We will not experience a “v-shaped” economic recovery, as many people hope and expect.

The government can distribute and print all the money it wants, but it can’t make people spend. This is the problem with the stimulus efforts.

Are people eating out? Well, in places that are ahead of our recovery timeline, like Germany and Italy, restaurant revenue is still down.

Despite our reopening, restaurant reservations are still down, according to OpenTable. For instance, Miami restaurant bookings are down 84 percent from 2019. People are coming back, yes, but there’s still a long way to go.

Are people driving? Gas consumption is up from the COVID-19 low, which saw about a 50 percent drop in demand. But it’s still down 20 percent from last year. Like dining out, the answer is yes, people are driving more, but not as much as before.

Similarly, airport travel is up in recent weeks.
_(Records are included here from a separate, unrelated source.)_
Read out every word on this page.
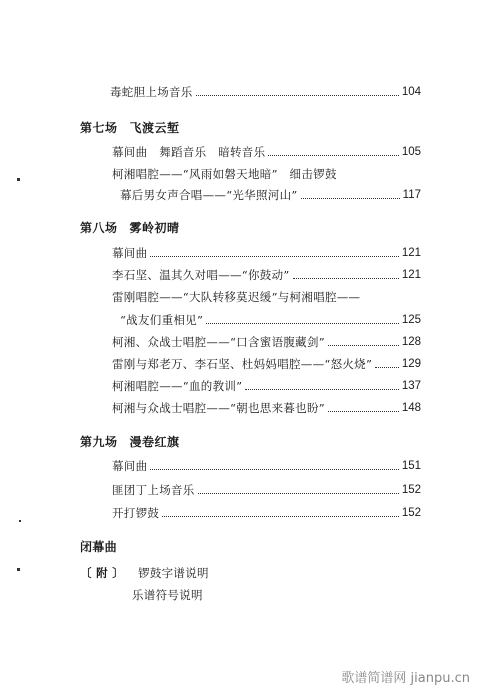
毒蛇胆上场音乐	104
第七场 飞渡云堑
幕间曲　舞蹈音乐　暗转音乐	105
柯湘唱腔——“风雨如磐天地暗”　细击锣鼓
幕后男女声合唱——“光华照河山”	117
第八场 雾岭初晴
幕间曲	121
李石坚、温其久对唱——“你鼓动”	121
雷刚唱腔——“大队转移莫迟缓”与柯湘唱腔——
“战友们重相见”	125
柯湘、众战士唱腔——“口含蜜语腹藏剑”	128
雷刚与郑老万、李石坚、杜妈妈唱腔——“怒火烧”	129
柯湘唱腔——“血的教训”	137
柯湘与众战士唱腔——“朝也思来暮也盼”	148
第九场 漫卷红旗
幕间曲	151
匪团丁上场音乐	152
开打锣鼓	152
闭幕曲
〔 附 〕 锣鼓字谱说明
乐谱符号说明
歌谱简谱网 jianpu.cn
As of the COVID-19 low, about 100,000 people per day boarded airplanes. Now we’re hovering around 350,000 per day.

Great! Except last year, 2.5 million people per day boarded airplanes.

The difference is huge. And it’s compounded when you realize those people aren’t renting cars, booking hotel rooms, eating at restaurants, and so on.

Lastly, a technical indicator is showing something amiss about the recovery.

Usually there is a 90 percent correlation between stock prices and corporate earnings – as earnings go, so do prices. Well, recent correlation between S&P 500 earnings and stock prices dipped to -0.9, meaning prices and earnings have an inverse relationship – one goes up, the other goes down.

The script is flipped is right now, leaving us in an illogical scenario.